Hi all, I have a small problem that I have now implemented within a big if(threadIdx.x==0) because it is not really parallizable (is that valid english???) It is a very small step in my algorithm, but costs the most time by far… :(
Anyway here is what I need to do:
d_input is an int array of size N, that contains zeros and other values that sum up to N. It tells me basically how often I have to recreate a value, so if the 20th value is 1000, I have to copy the 20th value of another array 1000 times. I was solving that by creating an array with indices that contains 1000 times the value 20 and using a texture to ‘sample’ the other array using the indices. (while making sure that the 20th value in my indices array is 20, so I get no races)
So for example :
d_input = [0 0 2 0 6 0 5 0 0 1 0 0 0 0] d_output1 = [2 2 4 4 4 4 4 4 6 6 6 6 6 9] d_output2 = [2 4 2 4 4 4 6 4 4 9 6 6 6 6]
d_input needs to be converted into d_output1 and to prevent races I have to convert that into d_output2 (each value that is an element of this array is placed at that index)
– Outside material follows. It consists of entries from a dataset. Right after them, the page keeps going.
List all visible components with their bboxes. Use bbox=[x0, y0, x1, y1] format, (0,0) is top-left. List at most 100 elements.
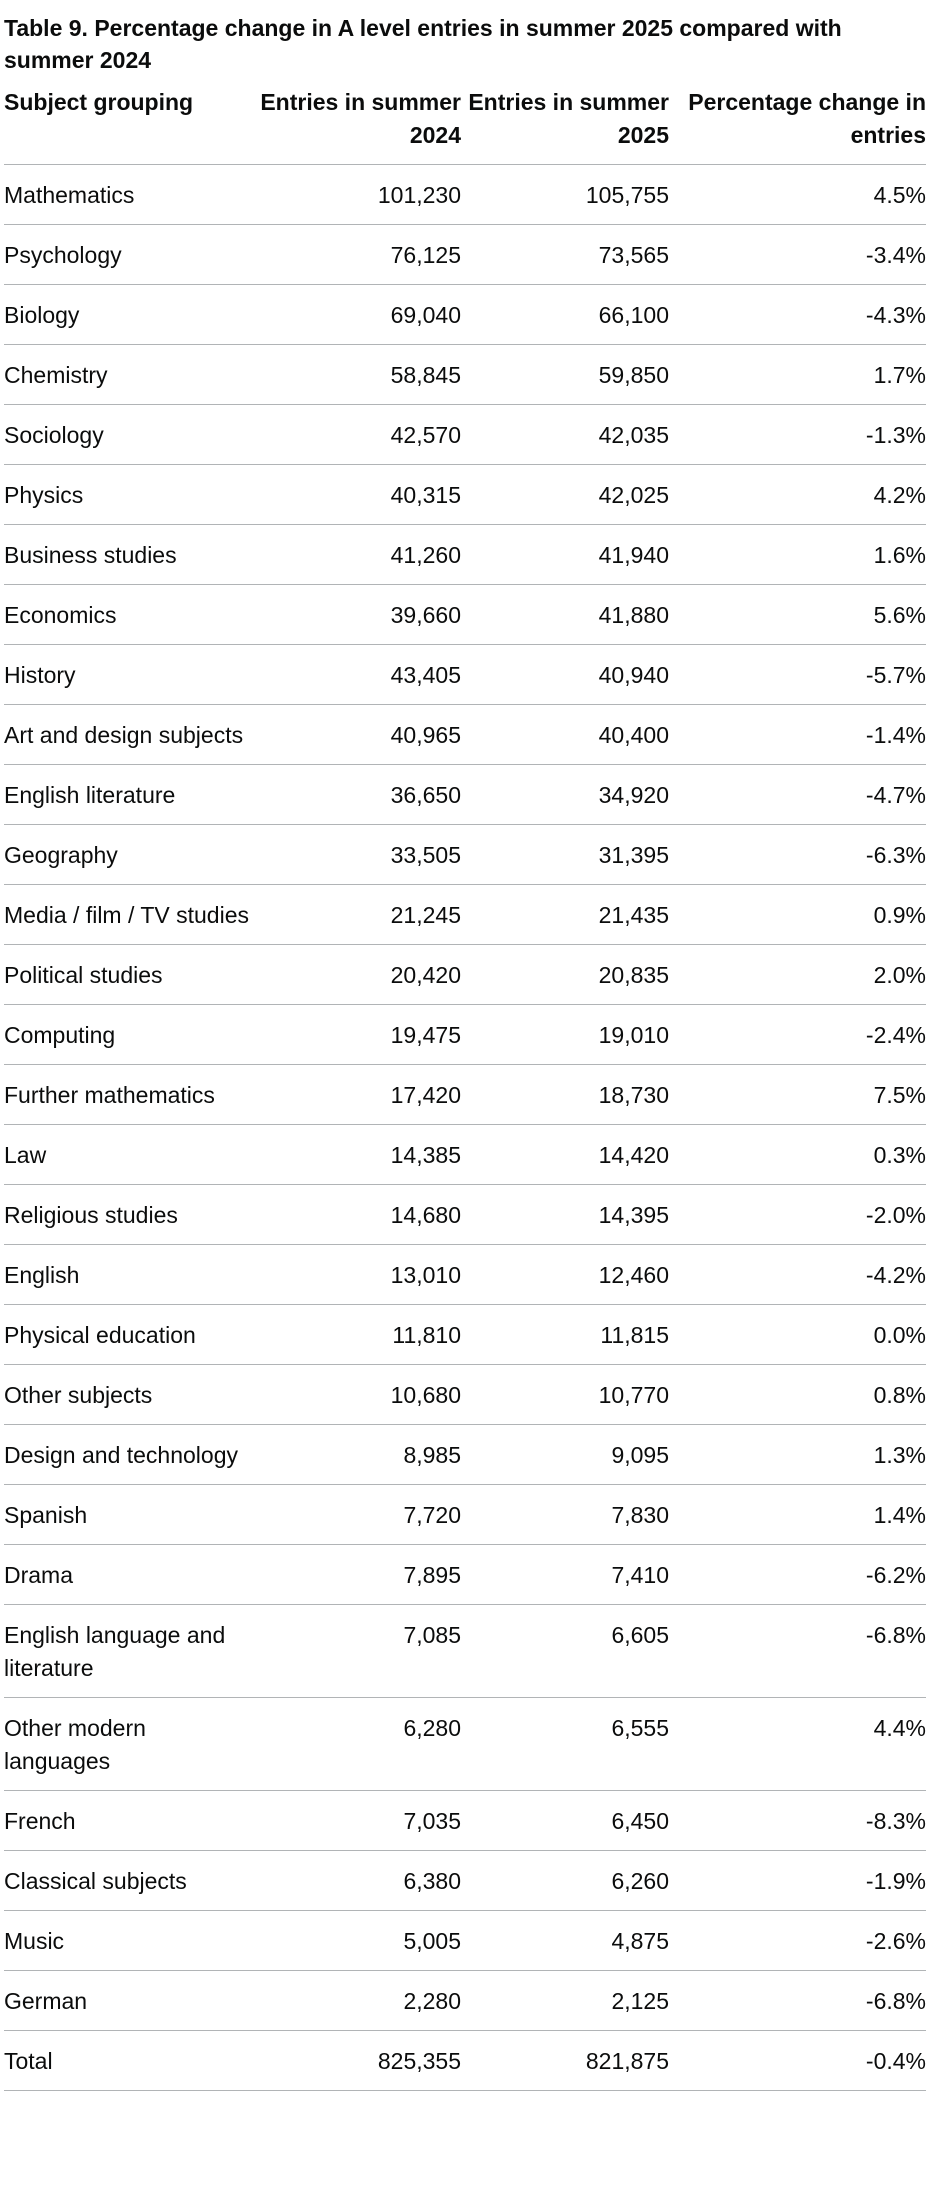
subject-cell: Religious studies bbox=[4, 1184, 256, 1245]
entries-2025-cell: 14,395 bbox=[461, 1184, 669, 1245]
percentage-change-cell: -0.4% bbox=[669, 2030, 926, 2091]
table-row: Sociology 42,570 42,035 -1.3% bbox=[4, 404, 926, 465]
entries-2024-cell: 39,660 bbox=[256, 584, 461, 645]
table-row: Law 14,385 14,420 0.3% bbox=[4, 1124, 926, 1185]
percentage-change-cell: 1.4% bbox=[669, 1484, 926, 1545]
total-row: Total 825,355 821,875 -0.4% bbox=[4, 2030, 926, 2091]
subject-cell: Sociology bbox=[4, 404, 256, 465]
entries-2024-cell: 6,380 bbox=[256, 1850, 461, 1911]
table-row: Religious studies 14,680 14,395 -2.0% bbox=[4, 1184, 926, 1245]
percentage-change-cell: 5.6% bbox=[669, 584, 926, 645]
entries-2025-cell: 66,100 bbox=[461, 284, 669, 345]
entries-2025-cell: 40,940 bbox=[461, 644, 669, 705]
subject-cell: Further mathematics bbox=[4, 1064, 256, 1125]
table-row: Biology 69,040 66,100 -4.3% bbox=[4, 284, 926, 345]
table-row: German 2,280 2,125 -6.8% bbox=[4, 1970, 926, 2031]
percentage-change-cell: -6.8% bbox=[669, 1970, 926, 2031]
percentage-change-cell: 4.5% bbox=[669, 164, 926, 225]
percentage-change-cell: 4.2% bbox=[669, 464, 926, 525]
entries-2024-cell: 76,125 bbox=[256, 224, 461, 285]
percentage-change-cell: -1.9% bbox=[669, 1850, 926, 1911]
entries-2025-cell: 6,555 bbox=[461, 1697, 669, 1791]
table-row: Computing 19,475 19,010 -2.4% bbox=[4, 1004, 926, 1065]
entries-2025-cell: 73,565 bbox=[461, 224, 669, 285]
entries-2025-cell: 11,815 bbox=[461, 1304, 669, 1365]
entries-2025-cell: 9,095 bbox=[461, 1424, 669, 1485]
subject-cell: Music bbox=[4, 1910, 256, 1971]
entries-2024-cell: 43,405 bbox=[256, 644, 461, 705]
entries-2024-cell: 7,895 bbox=[256, 1544, 461, 1605]
subject-cell: Business studies bbox=[4, 524, 256, 585]
table-header: Subject grouping Entries in summer 2024 … bbox=[4, 86, 926, 165]
entries-2025-cell: 41,940 bbox=[461, 524, 669, 585]
entries-2024-cell: 7,085 bbox=[256, 1604, 461, 1698]
entries-2024-cell: 6,280 bbox=[256, 1697, 461, 1791]
subject-cell: Political studies bbox=[4, 944, 256, 1005]
header-entries-2024: Entries in summer 2024 bbox=[256, 86, 461, 165]
table-row: Drama 7,895 7,410 -6.2% bbox=[4, 1544, 926, 1605]
percentage-change-cell: 1.6% bbox=[669, 524, 926, 585]
percentage-change-cell: -4.3% bbox=[669, 284, 926, 345]
table-row: Music 5,005 4,875 -2.6% bbox=[4, 1910, 926, 1971]
percentage-change-cell: 2.0% bbox=[669, 944, 926, 1005]
subject-cell: Psychology bbox=[4, 224, 256, 285]
entries-2024-cell: 14,385 bbox=[256, 1124, 461, 1185]
subject-cell: Physics bbox=[4, 464, 256, 525]
percentage-change-cell: -1.4% bbox=[669, 704, 926, 765]
entries-2025-cell: 2,125 bbox=[461, 1970, 669, 2031]
table-row: English literature 36,650 34,920 -4.7% bbox=[4, 764, 926, 825]
entries-2025-cell: 14,420 bbox=[461, 1124, 669, 1185]
percentage-change-cell: 1.3% bbox=[669, 1424, 926, 1485]
table-row: English language and literature 7,085 6,60… bbox=[4, 1604, 926, 1698]
subject-cell: Mathematics bbox=[4, 164, 256, 225]
entries-2024-cell: 13,010 bbox=[256, 1244, 461, 1305]
percentage-change-cell: 0.3% bbox=[669, 1124, 926, 1185]
table-row: Design and technology 8,985 9,095 1.3% bbox=[4, 1424, 926, 1485]
entries-2024-cell: 101,230 bbox=[256, 164, 461, 225]
subject-cell: English language and literature bbox=[4, 1604, 256, 1698]
table-row: Physical education 11,810 11,815 0.0% bbox=[4, 1304, 926, 1365]
percentage-change-cell: -5.7% bbox=[669, 644, 926, 705]
entries-2024-cell: 7,035 bbox=[256, 1790, 461, 1851]
entries-2025-cell: 7,410 bbox=[461, 1544, 669, 1605]
table-row: Classical subjects 6,380 6,260 -1.9% bbox=[4, 1850, 926, 1911]
subject-cell: Drama bbox=[4, 1544, 256, 1605]
subject-cell: Law bbox=[4, 1124, 256, 1185]
table-row: Psychology 76,125 73,565 -3.4% bbox=[4, 224, 926, 285]
percentage-change-cell: 4.4% bbox=[669, 1697, 926, 1791]
percentage-change-cell: 0.8% bbox=[669, 1364, 926, 1425]
table-caption: Table 9. Percentage change in A level en… bbox=[4, 15, 842, 73]
percentage-change-cell: 7.5% bbox=[669, 1064, 926, 1125]
entries-2024-cell: 8,985 bbox=[256, 1424, 461, 1485]
subject-cell: English bbox=[4, 1244, 256, 1305]
table-row: Business studies 41,260 41,940 1.6% bbox=[4, 524, 926, 585]
table-row: English 13,010 12,460 -4.2% bbox=[4, 1244, 926, 1305]
entries-2025-cell: 10,770 bbox=[461, 1364, 669, 1425]
header-row: Subject grouping Entries in summer 2024 … bbox=[4, 86, 926, 165]
header-subject: Subject grouping bbox=[4, 86, 256, 165]
table-row: Further mathematics 17,420 18,730 7.5% bbox=[4, 1064, 926, 1125]
entries-2024-cell: 10,680 bbox=[256, 1364, 461, 1425]
entries-2024-cell: 11,810 bbox=[256, 1304, 461, 1365]
table-row: Geography 33,505 31,395 -6.3% bbox=[4, 824, 926, 885]
table-row: Political studies 20,420 20,835 2.0% bbox=[4, 944, 926, 1005]
subject-cell: German bbox=[4, 1970, 256, 2031]
table-row: History 43,405 40,940 -5.7% bbox=[4, 644, 926, 705]
entries-2024-cell: 36,650 bbox=[256, 764, 461, 825]
percentage-change-cell: -3.4% bbox=[669, 224, 926, 285]
entries-2024-cell: 825,355 bbox=[256, 2030, 461, 2091]
entries-2024-cell: 17,420 bbox=[256, 1064, 461, 1125]
table-row: Economics 39,660 41,880 5.6% bbox=[4, 584, 926, 645]
entries-2024-cell: 69,040 bbox=[256, 284, 461, 345]
entries-2024-cell: 58,845 bbox=[256, 344, 461, 405]
subject-cell: French bbox=[4, 1790, 256, 1851]
entries-table: Subject grouping Entries in summer 2024 … bbox=[4, 86, 926, 2091]
subject-cell: Design and technology bbox=[4, 1424, 256, 1485]
entries-2025-cell: 7,830 bbox=[461, 1484, 669, 1545]
subject-cell: Total bbox=[4, 2030, 256, 2091]
table-body: Mathematics 101,230 105,755 4.5% Psychology 7… bbox=[4, 164, 926, 2091]
entries-2024-cell: 20,420 bbox=[256, 944, 461, 1005]
subject-cell: Classical subjects bbox=[4, 1850, 256, 1911]
entries-2025-cell: 105,755 bbox=[461, 164, 669, 225]
entries-2025-cell: 34,920 bbox=[461, 764, 669, 825]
Does anybody see a way to do this more parallel? Can I use atomics to calculate which index into the output array is next to be filled? Can I block the whole d_output array to be written to? Or only one element of the output array?
I hope I have explained my problem so people understand what I need to do.
And I hope people have a good idea. I can always copy the d_input array to host and do it on CPU, copying back the indices array, but this will involve copying lots of memory and also give lots of CPU-scheduling challenges, since I will have a very busy CPU to keep the GPU busy.